Parfois, prendre le temps, hors du temps, juste quelques instants fugaces volés au flux du temps qui passe.


TracesNe plus se rappeler d’où l’on se connaît, juste le plaisir de se voir, de se retrouver, comme ça, au débotté, sans intentions particulières, entre deux trains, entre deux portes, deux inspirations, le temps d’un soupir. Ne même pas voir l’emprise du temps sur les visages connus et reconnus, plissés d’un grand sourire franc et sans arrières-pensées. Donner des nouvelles de la famille, du conjoint, des nains, des collègues, des amis communs. En prendre. S’en foutre un peu, aussi. Se jeter sur les plats avec un bel enthousiasme de morfales de retour d’une session Weight Watchers, engloutir, mastiquer, engouffrer sans fard, sans manières, un bel appétit rieur en bandoulière.
Parler de tout et de rien. Surtout de rien. Ne pas avoir besoin de parler. Savourer les silences comme une bouchée de nourriture supplémentaire. Être juste présent et rire aux éclats, le temps d’une vanne éculée sur la nouvelle stagiaire-nichons ou sur les bottes de l’autre.

  • Comment ça, tu ne sais pas ce que veut dire proposer la botte­­ ?
  • Non, jamais entendu parler.
  • Dans l’ancien temps, la femme présentait son pied à l’homme pour qu’il l’aide à retirer sa botte. En gros, quand tu en arrives là, c’est gagné pour toi. Tu vois où on va chercher les vieilles expressions quand même.

Comme quoi, on peut être Gascon et piètre escrimeur.
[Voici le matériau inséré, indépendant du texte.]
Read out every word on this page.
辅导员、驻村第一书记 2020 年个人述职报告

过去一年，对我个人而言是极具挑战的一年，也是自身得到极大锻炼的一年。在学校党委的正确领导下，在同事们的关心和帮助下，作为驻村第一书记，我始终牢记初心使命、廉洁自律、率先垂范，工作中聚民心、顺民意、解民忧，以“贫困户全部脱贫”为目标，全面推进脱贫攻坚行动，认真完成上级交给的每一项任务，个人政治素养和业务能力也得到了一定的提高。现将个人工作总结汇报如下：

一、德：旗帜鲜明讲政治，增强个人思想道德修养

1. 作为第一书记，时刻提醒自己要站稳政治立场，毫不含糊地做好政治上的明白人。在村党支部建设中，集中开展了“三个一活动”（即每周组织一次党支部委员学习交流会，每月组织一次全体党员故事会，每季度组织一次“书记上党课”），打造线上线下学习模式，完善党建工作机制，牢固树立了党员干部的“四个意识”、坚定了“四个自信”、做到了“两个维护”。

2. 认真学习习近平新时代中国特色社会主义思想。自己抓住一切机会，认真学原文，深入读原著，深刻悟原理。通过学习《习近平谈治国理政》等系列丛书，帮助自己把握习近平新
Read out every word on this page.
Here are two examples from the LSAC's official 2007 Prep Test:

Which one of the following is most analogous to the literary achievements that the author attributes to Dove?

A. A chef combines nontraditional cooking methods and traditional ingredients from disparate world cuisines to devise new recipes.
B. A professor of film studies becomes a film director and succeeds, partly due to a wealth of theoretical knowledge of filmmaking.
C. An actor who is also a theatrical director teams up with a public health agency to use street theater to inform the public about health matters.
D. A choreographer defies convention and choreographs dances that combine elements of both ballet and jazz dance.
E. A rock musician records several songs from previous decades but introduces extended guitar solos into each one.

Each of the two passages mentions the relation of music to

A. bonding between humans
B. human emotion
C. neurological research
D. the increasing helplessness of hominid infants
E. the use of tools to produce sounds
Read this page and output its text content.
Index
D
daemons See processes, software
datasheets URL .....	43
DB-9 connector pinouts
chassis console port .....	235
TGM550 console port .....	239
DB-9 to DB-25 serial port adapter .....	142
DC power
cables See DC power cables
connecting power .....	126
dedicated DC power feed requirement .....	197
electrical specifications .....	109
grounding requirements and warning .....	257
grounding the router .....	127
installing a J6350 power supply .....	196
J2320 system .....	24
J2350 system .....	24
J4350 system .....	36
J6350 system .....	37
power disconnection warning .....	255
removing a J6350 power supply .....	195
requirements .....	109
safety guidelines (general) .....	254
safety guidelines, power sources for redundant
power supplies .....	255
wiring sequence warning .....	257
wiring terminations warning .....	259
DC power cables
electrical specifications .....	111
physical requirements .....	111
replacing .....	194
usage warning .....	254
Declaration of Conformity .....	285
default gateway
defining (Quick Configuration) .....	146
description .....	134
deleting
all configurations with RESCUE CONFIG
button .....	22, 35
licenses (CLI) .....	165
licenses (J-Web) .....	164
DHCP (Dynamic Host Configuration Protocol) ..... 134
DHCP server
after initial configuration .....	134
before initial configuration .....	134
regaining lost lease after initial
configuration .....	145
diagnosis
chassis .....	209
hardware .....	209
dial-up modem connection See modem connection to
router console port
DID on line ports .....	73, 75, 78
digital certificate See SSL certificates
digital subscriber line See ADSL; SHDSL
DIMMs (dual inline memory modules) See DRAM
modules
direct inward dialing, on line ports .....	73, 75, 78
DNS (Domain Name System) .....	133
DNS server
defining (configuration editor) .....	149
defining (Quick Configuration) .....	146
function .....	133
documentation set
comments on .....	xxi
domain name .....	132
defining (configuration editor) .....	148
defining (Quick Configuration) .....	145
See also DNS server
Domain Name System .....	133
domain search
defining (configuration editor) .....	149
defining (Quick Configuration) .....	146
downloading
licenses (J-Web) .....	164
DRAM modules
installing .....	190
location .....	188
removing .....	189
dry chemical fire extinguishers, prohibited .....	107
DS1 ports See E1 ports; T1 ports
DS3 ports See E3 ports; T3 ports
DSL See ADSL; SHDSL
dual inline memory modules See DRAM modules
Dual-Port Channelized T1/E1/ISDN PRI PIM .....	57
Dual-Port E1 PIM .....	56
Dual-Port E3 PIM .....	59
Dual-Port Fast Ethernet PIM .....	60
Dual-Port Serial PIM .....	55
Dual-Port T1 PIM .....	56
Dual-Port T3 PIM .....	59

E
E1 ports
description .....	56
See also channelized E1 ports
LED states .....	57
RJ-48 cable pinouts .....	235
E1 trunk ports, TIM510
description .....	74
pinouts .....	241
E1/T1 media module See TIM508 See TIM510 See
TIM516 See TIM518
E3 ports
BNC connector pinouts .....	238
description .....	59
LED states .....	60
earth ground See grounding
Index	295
Ne manier prestement la rapière que bien tassée au fond d’un verre. Et resservir promptement une tournée de Boulaouane pour faire glisser.

Se souvenir de ne pas venir à une popote en bottes. Ni en jupe. D’un autre côté, se mettre en jupe une fois tous les cinq ans, c’est comme un gimmick, un aimable petit coup de coude dans les côtes, c’est tendre la perche à la raillerie facile et amicale, c’est alimenter la réserve à grosses vannes pour la prochaine fois.
Paf­­ ! le jaja revient de son énième tour de table. Ne plus se lever brusquement pour ne pas risquer de s’étaler alors que la température monte dans l’alcôve protégée du fracas de monde par ses lourds rideaux et notre totale insouciance.

  • Ne t’inquiète pas : on ne peut pas aller plus haut que le bord du verre.

Oui, mais on peut toujours récidiver, façon serial verseur. Le tajine se vide, les voix forcissent, les rires se font plus ronds. On a retrouvé nos marques, nos vieux rôles d’antan, comme on enfile avec aisance et étonnement d’antiques pelures oubliées sur un dossier de chaise. On s’en fout aussi de la vie qui nous repasse comme de vieux torchons, qui nous râpe, nous ponce, nous polit, nous rabote aussi, des fois. Nous avons tous changé. Nous sommes toujours les mêmes. Exactement comme cette année-là où les hasards de l’existence nous avaient chahutés d’invraisemblables impasses à d’incroyables retournements, jusqu’à ce que nos destins s’emmêlent et que la mayonnaise prenne, que les liens se tricotent et que notre équipe improbable fonctionne à plein régime. Le temps qu’on reprenne notre route. Et que l’on se perde de vue. Ou pas.
Alors, on se retrouve pour un moment, juste le temps de créer cette petite bulle d’éternité, à l’abri du temps qui passe sans jamais se retourner. Le patron fait mousser le thé à la menthe dans les petits verres à dorures, les conversations se bousculent, se chevauchent, pressées par l’échéance qui se rapproche. Les joues rosies par le vin se croisent, les bises claquent, les mains s’étreignent, on se promet de se retrouver. Bientôt.

Et on reprend notre route, pressés et décidés, sans se retourner, mais un grand sourire radieux plaqué sur les lèvres.